I can fix this by using globals but that means I can't have (for instance) two of these threads simultaneously since they would trample on each other's texture handle list since they use the same one.
I can use thread-local globals but is that a good idea?
I came up with one last idea. I can allocate storage on the heap in my parent thread, and send a pointer to in to the children to mess with. So I can just free it when parent thread leaves away since I intend for it to clean up its children threads before it exits anyway. So, something like this:
void init_thread(void *arg) {
GLuint *tex_handle = (GLuint*)arg; // my storage space passed as arg
graphics_init(tex_handle);
}
void process_msg_thread(message *msg, void *arg) {
GLuint *tex_handle = (GLuint*)arg; // same thing here
if (msg->ID == MESSAGE_DRAW) {
graphics_draw_this_texture(tex_handle[msg->texturehandleindex]);
}
}
int main () {
threadCreator factory;
GLuint *tex_handle = new GLuint[50];
factory.createThread(init_thread, tex_handle, process_msg_thread, tex_handle, cleanup_thread, 0);
// do stuff, wait etc
...
delete[] tex_handle;
}
This looks more or less safe because my values go on the heap, my main thread allocates it then lets children mess with it as they wish. The children can use the storage freely since the pointer was given to all the functions that need access.
So this got me thinking why not just have it be an automatic variable:
int main () {
threadCreator factory;
GLuint tex_handle[50];
factory.createThread(init_thread, &tex_handle, process_msg_thread, &tex_handle, cleanup_thread, 0);
// do stuff, wait etc
...
} // tex_handle automatically cleaned up at this point
This means children thread directly access parent's stack. I wonder if this is kosher.
I found this on the internets: http://software.intel.com/sites/products/documentation/hpc/inspectorxe/en-us/win/ug_docs/olh/common/Problem_Type__Potential_Privacy_Infringement.htm
it seems Intel Inspector XE detects this behavior. So maybe I shouldn't do it? Is it just simply a warning of potential privacy infringement as suggested by the the URL or are there other potential issues that may arise that I am not aware of?

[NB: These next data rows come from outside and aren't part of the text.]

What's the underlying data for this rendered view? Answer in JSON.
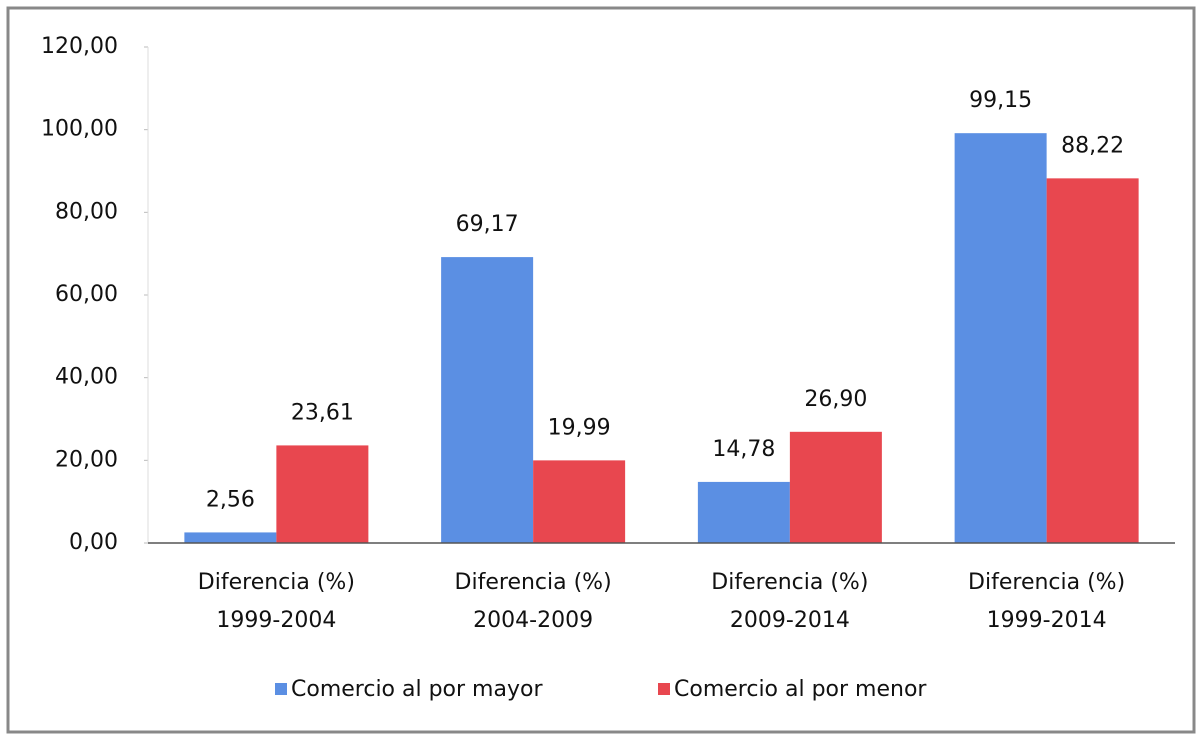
{
  "chart_data": {
    "type": "bar",
    "categories": [
      [
        "Diferencia (%)",
        "1999-2004"
      ],
      [
        "Diferencia (%)",
        "2004-2009"
      ],
      [
        "Diferencia (%)",
        "2009-2014"
      ],
      [
        "Diferencia (%)",
        "1999-2014"
      ]
    ],
    "series": [
      {
        "name": "Comercio al por mayor",
        "color": "#5b8fe3",
        "values": [
          2.56,
          69.17,
          14.78,
          99.15
        ],
        "value_labels": [
          "2,56",
          "69,17",
          "14,78",
          "99,15"
        ]
      },
      {
        "name": "Comercio al por menor",
        "color": "#e8474f",
        "values": [
          23.61,
          19.99,
          26.9,
          88.22
        ],
        "value_labels": [
          "23,61",
          "19,99",
          "26,90",
          "88,22"
        ]
      }
    ],
    "ylim": [
      0,
      120
    ],
    "yticks": [
      {
        "value": 0,
        "label": "0,00"
      },
      {
        "value": 20,
        "label": "20,00"
      },
      {
        "value": 40,
        "label": "40,00"
      },
      {
        "value": 60,
        "label": "60,00"
      },
      {
        "value": 80,
        "label": "80,00"
      },
      {
        "value": 100,
        "label": "100,00"
      },
      {
        "value": 120,
        "label": "120,00"
      }
    ],
    "legend": "bottom"
  }
}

P.S. After thinking through all this I realize that maybe this architecture of splitting a thread into a bunch of functions that get called independently wasn't such a great idea. My intention was to remove the complexity of requiring coding up a message handling loop for each thread that gets spawned. I had anticipated possible problems, and if I had a generalized thread implementation that always checked for messages (like my custom one that specifies the thread is to be terminated) then I could guarantee that some future user could not accidentally forget to check for that condition in each and every message loop of theirs.
The problem with my solution to that is that those individual functions are now separate and cannot communicate with each other. They may do so only via globals and thread local globals. I guess thread local globals may be my best option.

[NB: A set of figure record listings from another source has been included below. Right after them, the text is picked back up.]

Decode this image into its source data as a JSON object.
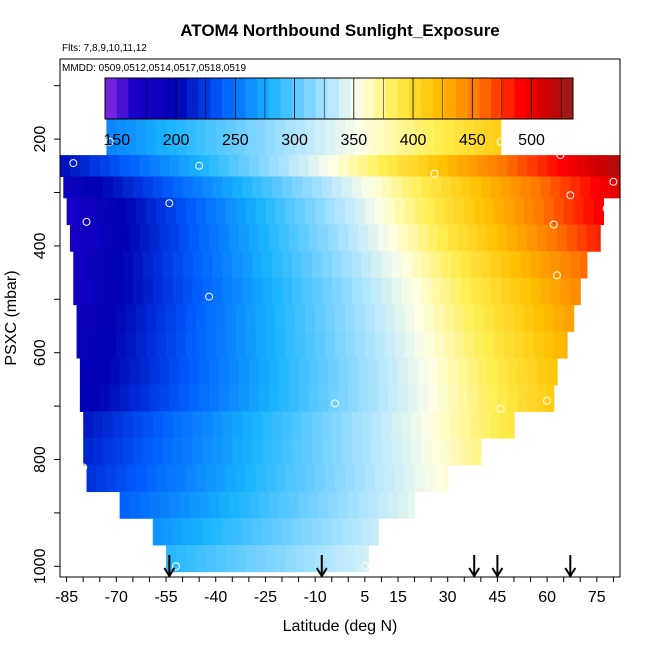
{
  "chart_data": {
    "type": "heatmap",
    "title": "ATOM4 Northbound Sunlight_Exposure",
    "subtitle_lines": [
      "Flts: 7,8,9,10,11,12",
      "MMDD: 0509,0512,0514,0517,0518,0519"
    ],
    "xlabel": "Latitude (deg N)",
    "ylabel": "PSXC (mbar)",
    "xlim": [
      -87,
      82
    ],
    "ylim": [
      1020,
      50
    ],
    "y_reversed": true,
    "x_ticks": [
      -85,
      -70,
      -55,
      -40,
      -25,
      -10,
      5,
      15,
      30,
      45,
      60,
      75
    ],
    "x_tick_labels": [
      "-85",
      "-70",
      "-55",
      "-40",
      "-25",
      "-10",
      "5",
      "15",
      "30",
      "45",
      "60",
      "75"
    ],
    "y_ticks": [
      200,
      400,
      600,
      800,
      1000
    ],
    "y_tick_labels": [
      "200",
      "400",
      "600",
      "800",
      "1000"
    ],
    "colorbar": {
      "min": 140,
      "max": 535,
      "ticks": [
        150,
        200,
        250,
        300,
        350,
        400,
        450,
        500
      ],
      "tick_labels": [
        "150",
        "200",
        "250",
        "300",
        "350",
        "400",
        "450",
        "500"
      ],
      "stops": [
        {
          "v": 140,
          "c": "#8a2be2"
        },
        {
          "v": 165,
          "c": "#1a00c8"
        },
        {
          "v": 200,
          "c": "#0000b4"
        },
        {
          "v": 240,
          "c": "#0060ff"
        },
        {
          "v": 280,
          "c": "#1ab4ff"
        },
        {
          "v": 330,
          "c": "#b4e6ff"
        },
        {
          "v": 355,
          "c": "#ffffe6"
        },
        {
          "v": 385,
          "c": "#ffee50"
        },
        {
          "v": 420,
          "c": "#ffc000"
        },
        {
          "v": 455,
          "c": "#ff7800"
        },
        {
          "v": 490,
          "c": "#ff0000"
        },
        {
          "v": 515,
          "c": "#c80000"
        },
        {
          "v": 535,
          "c": "#961e1e"
        }
      ]
    },
    "pressure_bands": [
      {
        "p_top": 160,
        "p_bot": 230,
        "lat_min": -73,
        "lat_max": 46,
        "v_south": 240,
        "v_north": 460
      },
      {
        "p_top": 230,
        "p_bot": 270,
        "lat_min": -87,
        "lat_max": 82,
        "v_south": 205,
        "v_north": 525
      },
      {
        "p_top": 270,
        "p_bot": 310,
        "lat_min": -86,
        "lat_max": 82,
        "v_south": 180,
        "v_north": 505
      },
      {
        "p_top": 310,
        "p_bot": 360,
        "lat_min": -85,
        "lat_max": 77,
        "v_south": 165,
        "v_north": 505
      },
      {
        "p_top": 360,
        "p_bot": 410,
        "lat_min": -84,
        "lat_max": 76,
        "v_south": 165,
        "v_north": 495
      },
      {
        "p_top": 410,
        "p_bot": 460,
        "lat_min": -83,
        "lat_max": 72,
        "v_south": 170,
        "v_north": 480
      },
      {
        "p_top": 460,
        "p_bot": 510,
        "lat_min": -83,
        "lat_max": 70,
        "v_south": 170,
        "v_north": 470
      },
      {
        "p_top": 510,
        "p_bot": 560,
        "lat_min": -82,
        "lat_max": 68,
        "v_south": 175,
        "v_north": 462
      },
      {
        "p_top": 560,
        "p_bot": 610,
        "lat_min": -82,
        "lat_max": 66,
        "v_south": 178,
        "v_north": 455
      },
      {
        "p_top": 610,
        "p_bot": 660,
        "lat_min": -81,
        "lat_max": 63,
        "v_south": 180,
        "v_north": 450
      },
      {
        "p_top": 660,
        "p_bot": 710,
        "lat_min": -81,
        "lat_max": 62,
        "v_south": 185,
        "v_north": 445
      },
      {
        "p_top": 710,
        "p_bot": 760,
        "lat_min": -80,
        "lat_max": 50,
        "v_south": 200,
        "v_north": 440
      },
      {
        "p_top": 760,
        "p_bot": 810,
        "lat_min": -80,
        "lat_max": 40,
        "v_south": 205,
        "v_north": 435
      },
      {
        "p_top": 810,
        "p_bot": 860,
        "lat_min": -79,
        "lat_max": 30,
        "v_south": 210,
        "v_north": 430
      },
      {
        "p_top": 860,
        "p_bot": 910,
        "lat_min": -69,
        "lat_max": 20,
        "v_south": 220,
        "v_north": 425
      },
      {
        "p_top": 910,
        "p_bot": 960,
        "lat_min": -59,
        "lat_max": 9,
        "v_south": 235,
        "v_north": 420
      },
      {
        "p_top": 960,
        "p_bot": 1010,
        "lat_min": -55,
        "lat_max": 6,
        "v_south": 255,
        "v_north": 415
      }
    ],
    "sample_points": [
      {
        "lat": -86,
        "p": 215
      },
      {
        "lat": -83,
        "p": 245
      },
      {
        "lat": -72,
        "p": 205
      },
      {
        "lat": -79,
        "p": 355
      },
      {
        "lat": -54,
        "p": 320
      },
      {
        "lat": -45,
        "p": 250
      },
      {
        "lat": -42,
        "p": 495
      },
      {
        "lat": -80,
        "p": 815
      },
      {
        "lat": -52,
        "p": 1000
      },
      {
        "lat": -4,
        "p": 695
      },
      {
        "lat": 5,
        "p": 1000
      },
      {
        "lat": 18,
        "p": 440
      },
      {
        "lat": 26,
        "p": 265
      },
      {
        "lat": 46,
        "p": 205
      },
      {
        "lat": 46,
        "p": 705
      },
      {
        "lat": 60,
        "p": 690
      },
      {
        "lat": 62,
        "p": 360
      },
      {
        "lat": 63,
        "p": 455
      },
      {
        "lat": 64,
        "p": 230
      },
      {
        "lat": 67,
        "p": 305
      },
      {
        "lat": 76,
        "p": 220
      },
      {
        "lat": 78,
        "p": 330
      },
      {
        "lat": 80,
        "p": 280
      }
    ],
    "flight_markers_lat": [
      -54,
      -8,
      38,
      45,
      67
    ],
    "grid": false
  }
}
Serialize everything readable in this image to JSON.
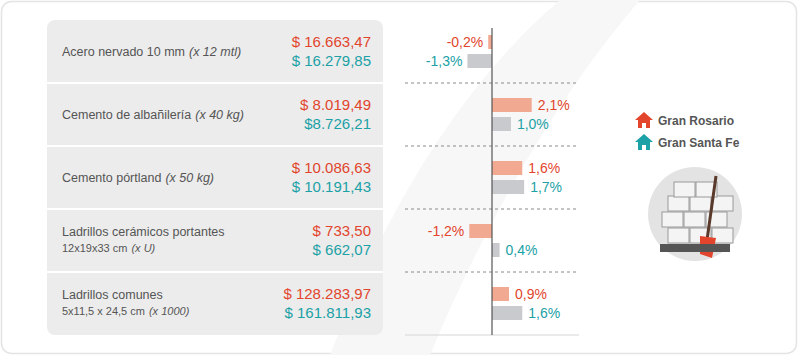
{
  "chart_data": {
    "type": "bar",
    "orientation": "horizontal",
    "categories": [
      "Acero nervado 10 mm",
      "Cemento de albañilería",
      "Cemento pórtland",
      "Ladrillos cerámicos portantes",
      "Ladrillos comunes"
    ],
    "units": [
      "(x 12 mtl)",
      "(x 40 kg)",
      "(x 50 kg)",
      "(x U)",
      "(x 1000)"
    ],
    "sizes": [
      null,
      null,
      null,
      "12x19x33 cm",
      "5x11,5 x 24,5 cm"
    ],
    "series": [
      {
        "name": "Gran Rosario",
        "color": "#e2452c",
        "values": [
          -0.2,
          2.1,
          1.6,
          -1.2,
          0.9
        ],
        "value_labels": [
          "-0,2%",
          "2,1%",
          "1,6%",
          "-1,2%",
          "0,9%"
        ],
        "prices": [
          "$ 16.663,47",
          "$ 8.019,49",
          "$ 10.086,63",
          "$ 733,50",
          "$ 128.283,97"
        ]
      },
      {
        "name": "Gran Santa Fe",
        "color": "#1ba1a6",
        "values": [
          -1.3,
          1.0,
          1.7,
          0.4,
          1.6
        ],
        "value_labels": [
          "-1,3%",
          "1,0%",
          "1,7%",
          "0,4%",
          "1,6%"
        ],
        "prices": [
          "$ 16.279,85",
          "$8.726,21",
          "$ 10.191,43",
          "$ 662,07",
          "$ 161.811,93"
        ]
      }
    ],
    "xlim": [
      -4.6,
      4.6
    ],
    "xticks": [
      0
    ],
    "tick_labels": false,
    "data_labels": true,
    "legend": "right"
  }
}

P.P.S. This got me thinking about RAII and how the concept of the thread at least as I have ended up representing it has a certain similarity with that of a resource. Maybe I could build an object that represents a thread more naturally than traditional ways... somehow. I think I will go sleep on it.
Put your thread functions into a class. Then they can communicate using instance variables. This requires your thread factory to be changed, but is the cleanest way to solve your problem.
Your idea of using automatic variables will work too as long as you can guarantee that the function whose stack frame contains the data will never return before your child threads exit. This is not really easy to achieve, even after main() returns child threads can still run.